AgenPress. In vita Benedetto XVI non aveva avuto quei riconoscimenti che, invece, oggi commentatori, stampa, un mondo variegato e ondulante della cultura, gli stanno riservando. Tutto ciò è comprensibile. Allora ci fu un fatto eccezionale: le dimissioni di un Pontefice.
L’annuncio del Suo ritiro ebbe l’effetto di una deflagrazione. Ratzinger disse che il governo della Chiesa era per Lui, per via dell’età, un peso gravoso e auspicava che nuove energie potessero guidare la Chiesa. Una storia, quella di Benedetto XVI, ricchissima di contributi culturali lungo il percorso tracciato dal Concilio Vaticano ll.
Eppure l’opera di Benedetto XVI è stata vittima della pochezza delle analisi, delle semplificazioni costruite per “fare effetto“ e non per cogliere l’essenzialità del pensiero. Benedetto XVI, un grande teologo, ispirato dagli scritti di Sant’Agostino e che alcuni hanno già proposto come Dottore della Chiesa, ha dedicato la sua vita allo studio dei sacri testi. Non un semplice impegno erudito, ma un percorso di fede e di spiritualità.
Il Suo Magistero è un donarsi perché prevalesse il potere della spiritualità, la vera potenza che è il fine ultimo della Chiesa di Dio. Una Fede non di facciata che assicuri alla Barca di Pietro una navigazione in acque tranquille.
E Papa Francesco oggi guida la Chiesa Universale con fermezza, dove carità e amore sono i segni veri della Rivelazione. Le discussioni sul “ministerium“ e “munus” tese a dimostrare che le dimissioni di Benedetto non erano effettive, sono i contraccolpi delle scorie di un temporalismo devastante, non scomparso.
L’accostamento alle dimissioni di Celestino V, il papa che “per viltà fece il gran rifiuto” di Dante, è inaccettabile per il giudizio implicito che sottende: sono epoche diverse e il divino poeta condannava chi non gli era “simpatico” e si vendicava dei suoi persecutori. Il tempo dimostrerà che le dimissioni furono un atto di coraggio e di amore.
Incontrai Benedetto XVI, dopo pochi mesi della Sua ascesa al soglio pontificio, il 23 ottobre 2005 in occasione della canonizzazione del calabrese Padre Catanoso. Gianni Letta, era sottosegretario alla Presidenza del Consiglio ed io rappresentavamo il governo. Al termine della funzione religiosa andammo, come previsto al cerimoniale, a salutare il Pontefice.

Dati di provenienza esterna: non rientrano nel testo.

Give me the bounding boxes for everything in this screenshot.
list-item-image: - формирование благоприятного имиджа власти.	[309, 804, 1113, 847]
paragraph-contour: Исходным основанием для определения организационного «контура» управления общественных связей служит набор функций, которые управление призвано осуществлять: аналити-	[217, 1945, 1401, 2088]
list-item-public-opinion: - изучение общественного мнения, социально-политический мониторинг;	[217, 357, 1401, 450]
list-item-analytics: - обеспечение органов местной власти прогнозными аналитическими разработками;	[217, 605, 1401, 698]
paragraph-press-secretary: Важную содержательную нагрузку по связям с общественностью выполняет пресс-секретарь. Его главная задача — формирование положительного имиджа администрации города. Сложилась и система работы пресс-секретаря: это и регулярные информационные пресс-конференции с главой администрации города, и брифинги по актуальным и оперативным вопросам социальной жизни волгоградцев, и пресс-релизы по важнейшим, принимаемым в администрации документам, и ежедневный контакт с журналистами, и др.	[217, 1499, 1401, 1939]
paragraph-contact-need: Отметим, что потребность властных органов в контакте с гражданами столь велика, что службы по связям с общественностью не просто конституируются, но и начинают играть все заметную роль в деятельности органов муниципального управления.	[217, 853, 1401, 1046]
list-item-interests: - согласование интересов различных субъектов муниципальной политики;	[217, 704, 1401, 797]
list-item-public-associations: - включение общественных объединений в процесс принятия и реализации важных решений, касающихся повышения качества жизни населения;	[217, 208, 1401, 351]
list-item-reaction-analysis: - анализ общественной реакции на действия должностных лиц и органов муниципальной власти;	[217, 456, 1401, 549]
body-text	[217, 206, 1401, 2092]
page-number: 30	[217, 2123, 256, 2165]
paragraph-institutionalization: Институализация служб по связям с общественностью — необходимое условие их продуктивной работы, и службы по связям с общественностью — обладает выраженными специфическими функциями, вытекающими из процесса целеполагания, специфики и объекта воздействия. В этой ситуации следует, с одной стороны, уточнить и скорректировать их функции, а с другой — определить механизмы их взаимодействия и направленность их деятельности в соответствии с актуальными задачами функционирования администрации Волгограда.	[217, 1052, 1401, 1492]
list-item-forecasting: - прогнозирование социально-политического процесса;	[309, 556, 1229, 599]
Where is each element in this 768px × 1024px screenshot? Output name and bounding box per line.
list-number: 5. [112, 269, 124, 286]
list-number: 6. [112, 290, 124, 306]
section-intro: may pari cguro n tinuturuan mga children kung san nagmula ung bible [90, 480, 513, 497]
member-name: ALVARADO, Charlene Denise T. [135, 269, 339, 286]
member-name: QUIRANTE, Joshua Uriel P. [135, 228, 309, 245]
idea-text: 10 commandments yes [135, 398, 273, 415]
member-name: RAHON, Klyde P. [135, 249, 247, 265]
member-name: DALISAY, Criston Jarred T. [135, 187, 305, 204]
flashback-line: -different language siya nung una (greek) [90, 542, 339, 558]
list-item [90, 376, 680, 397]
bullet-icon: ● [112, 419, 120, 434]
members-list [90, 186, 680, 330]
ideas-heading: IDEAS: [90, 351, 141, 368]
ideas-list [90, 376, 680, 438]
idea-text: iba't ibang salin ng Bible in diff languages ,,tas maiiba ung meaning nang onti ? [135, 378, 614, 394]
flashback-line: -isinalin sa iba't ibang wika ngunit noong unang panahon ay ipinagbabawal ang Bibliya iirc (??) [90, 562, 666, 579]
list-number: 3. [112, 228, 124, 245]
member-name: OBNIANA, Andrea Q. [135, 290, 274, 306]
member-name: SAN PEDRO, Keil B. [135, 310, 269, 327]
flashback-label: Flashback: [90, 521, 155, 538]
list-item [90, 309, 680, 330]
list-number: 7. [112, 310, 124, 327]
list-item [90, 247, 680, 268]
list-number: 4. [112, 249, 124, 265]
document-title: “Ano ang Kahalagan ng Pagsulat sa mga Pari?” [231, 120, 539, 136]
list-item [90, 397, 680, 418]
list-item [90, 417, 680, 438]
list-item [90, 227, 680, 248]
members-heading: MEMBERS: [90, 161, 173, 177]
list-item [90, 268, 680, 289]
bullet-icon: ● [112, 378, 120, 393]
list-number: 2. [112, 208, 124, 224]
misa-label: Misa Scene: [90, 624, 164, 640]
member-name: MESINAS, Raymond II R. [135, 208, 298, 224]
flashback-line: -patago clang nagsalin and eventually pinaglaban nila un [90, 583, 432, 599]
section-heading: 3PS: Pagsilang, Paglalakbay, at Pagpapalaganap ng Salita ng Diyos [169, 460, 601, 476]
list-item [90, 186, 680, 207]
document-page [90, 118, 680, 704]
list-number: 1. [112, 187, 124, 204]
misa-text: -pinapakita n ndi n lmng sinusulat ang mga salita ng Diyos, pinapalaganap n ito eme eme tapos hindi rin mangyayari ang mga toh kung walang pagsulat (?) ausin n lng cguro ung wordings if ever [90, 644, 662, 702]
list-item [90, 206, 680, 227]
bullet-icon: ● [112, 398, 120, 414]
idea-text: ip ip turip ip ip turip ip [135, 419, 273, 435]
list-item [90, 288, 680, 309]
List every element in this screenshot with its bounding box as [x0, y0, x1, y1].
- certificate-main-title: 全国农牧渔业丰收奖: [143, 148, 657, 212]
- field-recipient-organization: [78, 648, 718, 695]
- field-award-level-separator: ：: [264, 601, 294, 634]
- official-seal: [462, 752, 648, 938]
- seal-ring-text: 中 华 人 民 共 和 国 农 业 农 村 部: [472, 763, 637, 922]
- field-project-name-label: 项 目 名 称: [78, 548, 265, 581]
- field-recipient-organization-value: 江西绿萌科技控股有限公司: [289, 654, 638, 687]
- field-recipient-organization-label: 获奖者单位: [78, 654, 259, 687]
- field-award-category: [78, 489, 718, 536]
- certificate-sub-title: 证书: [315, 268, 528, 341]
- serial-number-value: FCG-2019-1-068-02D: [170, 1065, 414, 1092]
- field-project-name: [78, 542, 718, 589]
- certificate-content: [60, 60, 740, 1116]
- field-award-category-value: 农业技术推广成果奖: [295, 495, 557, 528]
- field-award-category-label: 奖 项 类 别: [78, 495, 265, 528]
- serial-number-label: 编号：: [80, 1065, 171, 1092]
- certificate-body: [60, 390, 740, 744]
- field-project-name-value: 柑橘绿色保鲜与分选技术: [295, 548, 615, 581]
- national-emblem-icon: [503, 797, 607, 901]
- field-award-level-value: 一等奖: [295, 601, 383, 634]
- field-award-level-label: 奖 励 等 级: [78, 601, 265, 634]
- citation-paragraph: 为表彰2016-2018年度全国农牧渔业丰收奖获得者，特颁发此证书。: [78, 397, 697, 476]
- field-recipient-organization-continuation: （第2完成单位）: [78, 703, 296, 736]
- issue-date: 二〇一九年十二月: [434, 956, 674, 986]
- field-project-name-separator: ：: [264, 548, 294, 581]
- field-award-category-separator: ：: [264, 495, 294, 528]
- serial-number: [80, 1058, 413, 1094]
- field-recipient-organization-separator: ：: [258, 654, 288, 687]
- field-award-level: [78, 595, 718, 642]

Mi trattenne. Volle esprimere il Suo dolore per la situazione calabrese. Da pochi giorni era stato ucciso il consigliere regionale Fortugno. Ebbe parole toccanti di cristiana solidarietà. Non potrò mai dimenticare i Suoi occhi: specchio di una nobiltà d’animo e di una dolcezza infinita.
Il Mondo non potrà dimenticare questo Papa che ha indicato con fermezza e perseveranza la via della Pace dei cuori in un tempo tormentato e catturato dagli egoismi senza anima e senza futuro!